Para este grupo estelar y sus entusiastas seguidores todo lo que refuerza sus alegaciones se halla revestido de la máxima dignidad democrática aun cuando nada tenga que ver con la realidad
No puede negarse al nacionalismo su pericia en la captación de una opinión pública favorable a la ideología que ha ido implantando desde los inicios del pujolismo con amplio despliegue de medios. Se trata de una ideología con un grado de pureza muy elevado, pues responde con todo rigor a los tres elementos que Hannah Arendt distingue en cualquier ideología: fundamenta lo que reclama en una historia adaptada a la medida de sus ideólogos, se mantiene emancipada de la experiencia y deduce todo lo que afirma de una premisa axiomática.
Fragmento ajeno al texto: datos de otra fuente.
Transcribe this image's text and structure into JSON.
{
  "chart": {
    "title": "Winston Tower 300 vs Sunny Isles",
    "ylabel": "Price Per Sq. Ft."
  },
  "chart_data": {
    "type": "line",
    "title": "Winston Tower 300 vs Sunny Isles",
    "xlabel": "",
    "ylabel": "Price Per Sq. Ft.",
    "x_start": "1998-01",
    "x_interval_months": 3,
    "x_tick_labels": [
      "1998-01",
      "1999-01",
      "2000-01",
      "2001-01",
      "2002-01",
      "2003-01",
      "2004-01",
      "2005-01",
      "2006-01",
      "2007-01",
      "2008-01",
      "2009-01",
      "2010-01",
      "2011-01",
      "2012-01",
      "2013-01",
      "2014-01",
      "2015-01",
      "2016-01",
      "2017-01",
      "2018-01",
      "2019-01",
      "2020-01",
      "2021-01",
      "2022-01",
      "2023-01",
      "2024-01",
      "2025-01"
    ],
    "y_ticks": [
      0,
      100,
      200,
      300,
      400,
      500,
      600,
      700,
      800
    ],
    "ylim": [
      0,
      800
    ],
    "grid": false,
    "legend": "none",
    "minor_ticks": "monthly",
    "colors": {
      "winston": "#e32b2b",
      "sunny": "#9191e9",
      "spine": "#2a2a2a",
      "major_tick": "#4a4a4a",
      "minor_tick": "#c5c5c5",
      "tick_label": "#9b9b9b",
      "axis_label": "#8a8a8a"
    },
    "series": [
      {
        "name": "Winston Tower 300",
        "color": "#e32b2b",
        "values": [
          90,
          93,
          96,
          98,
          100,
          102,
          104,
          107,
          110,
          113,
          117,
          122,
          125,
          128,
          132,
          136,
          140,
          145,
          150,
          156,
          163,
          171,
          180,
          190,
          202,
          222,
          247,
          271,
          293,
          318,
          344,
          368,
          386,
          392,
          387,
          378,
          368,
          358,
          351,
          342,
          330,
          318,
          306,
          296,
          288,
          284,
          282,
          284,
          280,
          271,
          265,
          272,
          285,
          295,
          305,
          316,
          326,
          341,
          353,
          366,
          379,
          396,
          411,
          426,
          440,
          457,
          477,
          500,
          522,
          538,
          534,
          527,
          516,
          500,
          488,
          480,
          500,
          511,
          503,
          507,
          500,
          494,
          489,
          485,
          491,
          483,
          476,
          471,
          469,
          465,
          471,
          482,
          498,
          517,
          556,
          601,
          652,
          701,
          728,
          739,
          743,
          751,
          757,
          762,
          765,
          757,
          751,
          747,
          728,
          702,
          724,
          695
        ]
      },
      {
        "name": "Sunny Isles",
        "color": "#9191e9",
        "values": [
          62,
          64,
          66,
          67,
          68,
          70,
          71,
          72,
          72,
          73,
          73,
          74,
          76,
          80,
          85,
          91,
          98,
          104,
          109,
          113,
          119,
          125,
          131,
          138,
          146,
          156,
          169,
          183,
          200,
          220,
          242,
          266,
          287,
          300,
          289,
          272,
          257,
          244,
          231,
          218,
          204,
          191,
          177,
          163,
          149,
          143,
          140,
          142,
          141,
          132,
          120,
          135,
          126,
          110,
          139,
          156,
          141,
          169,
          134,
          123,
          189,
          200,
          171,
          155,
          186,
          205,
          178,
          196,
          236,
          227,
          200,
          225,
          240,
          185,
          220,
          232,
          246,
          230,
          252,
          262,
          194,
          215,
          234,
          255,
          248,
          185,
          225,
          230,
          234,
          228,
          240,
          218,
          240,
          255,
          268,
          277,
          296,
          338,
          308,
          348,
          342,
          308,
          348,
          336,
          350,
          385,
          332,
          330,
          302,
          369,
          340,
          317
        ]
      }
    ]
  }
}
En cuanto a la orientación hacia la Historia, solo hay que darse una vuelta por el Borne o recordar el reciente simposio España contra Cataluña para ver el alcance que tiene. Los ejemplos de emancipación son abundantes, pero quizás el más espectacular de todos sea el que ha protagonizado estos últimos días del año el cuarteto compuesto por el juez Santiago Vidal, la dirigente de la ANC Carme Forcadell y los periodistas Jaume Barberà y Pilar Rahola a propósito del falso dictamen del Tribunal Internacional de Justicia de La Haya. Para este grupo estelar y sus entusiastas seguidores todo lo que refuerza sus alegaciones se halla revestido de la máxima dignidad democrática aun cuando nada tenga que ver con la realidad. Pero mucho antes que el cuarteto, buscando ya la plena identificación de Cataluña con Kosovo, hubo quien se puso a asegurar sin empacho que la cultura catalana padece un genocidio. El más preclaro defensor de esta tesis fue el ahora flamante candidato de ERC al Parlamento Europeo, el catedrático de filosofía Josep Maria Terricabras, quien gracias a su exaltada sabiduría pudo exponer tan rigurosas conclusiones sin temor a que el CAC le llamara la atención por uso banal de la palabra genocidio. Mayor emancipación no parece posible; este hombre ha de ser nombrado director del Consejo General de Emancipación que tarde o temprano deberá crear el presidente Mas.